Hi Siarzhuk,
Am 21.09.2012 09:19, schrieb Siarzhuk Zharski:
> Audio playback possibility is a useful feature for the Video player, but
> video playback support is usually overkill for the Audio player.
> Listening is mainly background process - and it is critical to free as
> much resources for foreground applications as possible.
MediaPlayer does adopt it's resources to the current usage scenario. It
could always have an unused video node setup running, but I did
implement it to only setup what it needs.
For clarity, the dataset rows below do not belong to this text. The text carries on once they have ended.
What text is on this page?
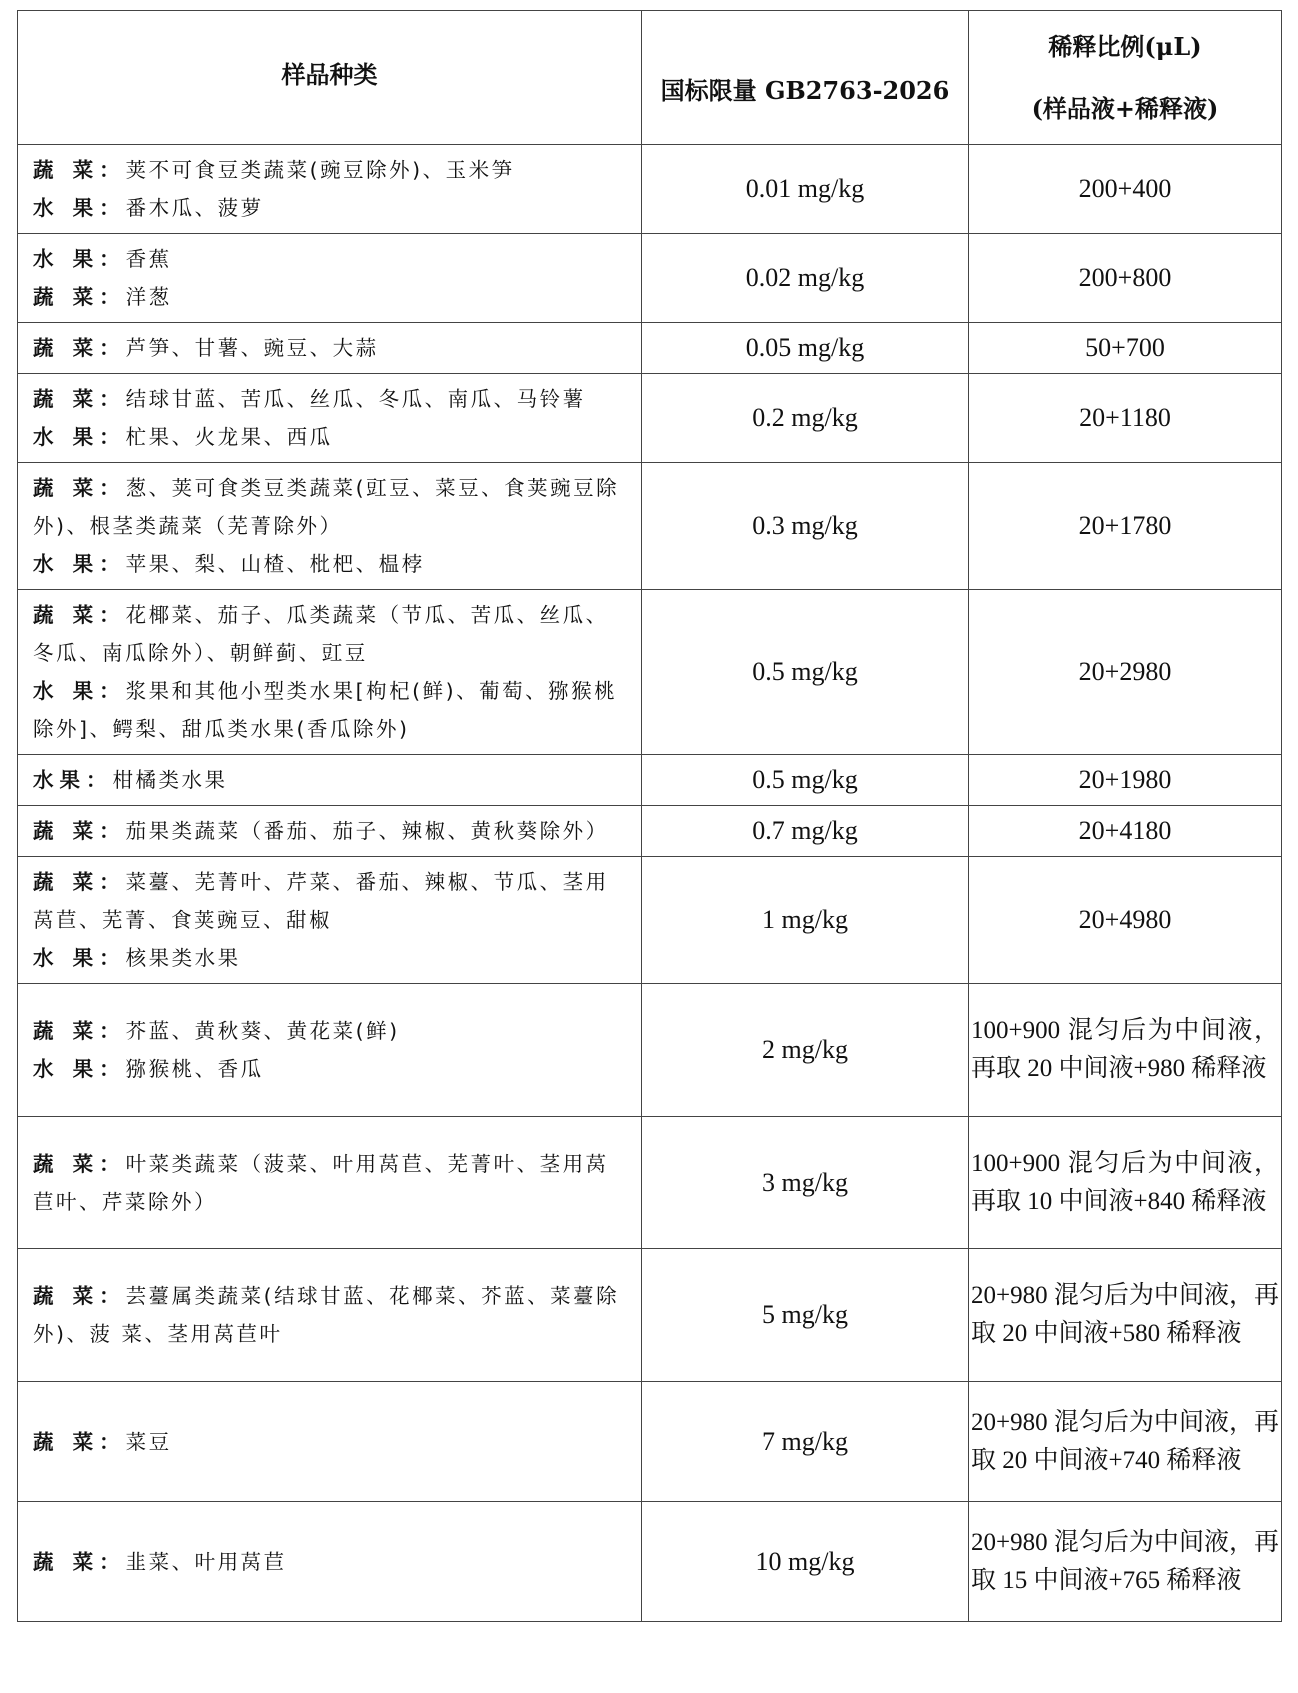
样品种类	国标限量 GB2763-2026	稀释比例(μL)
(样品液+稀释液)

蔬 菜：荚不可食豆类蔬菜(豌豆除外)、玉米笋
水 果：番木瓜、菠萝	0.01 mg/kg	200+400

水 果：香蕉
蔬 菜：洋葱	0.02 mg/kg	200+800

蔬 菜：芦笋、甘薯、豌豆、大蒜	0.05 mg/kg	50+700

蔬 菜：结球甘蓝、苦瓜、丝瓜、冬瓜、南瓜、马铃薯
水 果：杧果、火龙果、西瓜	0.2 mg/kg	20+1180

蔬 菜：葱、荚可食类豆类蔬菜(豇豆、菜豆、食荚豌豆除外)、根茎类蔬菜（芜菁除外）
水 果：苹果、梨、山楂、枇杷、榅桲	0.3 mg/kg	20+1780

蔬 菜：花椰菜、茄子、瓜类蔬菜（节瓜、苦瓜、丝瓜、冬瓜、南瓜除外）、朝鲜蓟、豇豆
水 果：浆果和其他小型类水果[枸杞(鲜)、葡萄、猕猴桃除外]、鳄梨、甜瓜类水果(香瓜除外)	0.5 mg/kg	20+2980

水果：柑橘类水果	0.5 mg/kg	20+1980

蔬 菜：茄果类蔬菜（番茄、茄子、辣椒、黄秋葵除外）	0.7 mg/kg	20+4180

蔬 菜：菜薹、芜菁叶、芹菜、番茄、辣椒、节瓜、茎用莴苣、芜菁、食荚豌豆、甜椒
水 果：核果类水果	1 mg/kg	20+4980

蔬 菜：芥蓝、黄秋葵、黄花菜(鲜)
水 果：猕猴桃、香瓜	2 mg/kg	100+900 混匀后为中间液，再取 20 中间液+980 稀释液

蔬 菜：叶菜类蔬菜（菠菜、叶用莴苣、芜菁叶、茎用莴苣叶、芹菜除外）	3 mg/kg	100+900 混匀后为中间液，再取 10 中间液+840 稀释液

蔬 菜：芸薹属类蔬菜(结球甘蓝、花椰菜、芥蓝、菜薹除外)、菠 菜、茎用莴苣叶	5 mg/kg	20+980 混匀后为中间液，再取 20 中间液+580 稀释液

蔬 菜：菜豆	7 mg/kg	20+980 混匀后为中间液，再取 20 中间液+740 稀释液

蔬 菜：韭菜、叶用莴苣	10 mg/kg	20+980 混匀后为中间液，再取 15 中间液+765 稀释液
As you point out yourself, a video player shares functionality with an
audio player. So when you have two separate tools, by your own
definition, you waste resources because of redundant functionality
implemented in both applications. It's wasted on your harddrive and it
most certainly is as soon as you pause the audio player to watch a video
in the other, separate video tool...
>> It would be awesome if Haiku came with a fully featured media player
>> similar to window
>> mediaplayer 8 or 9.
>
> We can eat soup, pasta and ice-cream with the same big spoon, but most
> of us prefer to have knife, fork and dessert spoon at the hand to enjoy
> the launch.
The physical big spoon is unable to adopt itself to your needs. A piece
of software doesn't need to have this restriction. MediaPlayer is
capable of adopting itself to the way you use it, and it already does.
It scales from a small window used for audio playback, in fact very
similar to SoundPlay's interface, to full screen video playback, even
doubling the controls in size to accomodate the likely viewing distance.
It even behaves differently in terms of storing settings depending on
what you used it for.
What MediaPlayer lacks is not the ability to down-scale to the audio
player's needs, but it lacks streaming capabilities to listen to
Internet radio, and it doesn't offer much in terms of managing the media
library. And the streaming features would best be added into the
MediaKit. It's a waste of developer resources to implement this in a
separate application. That's what I was talking about.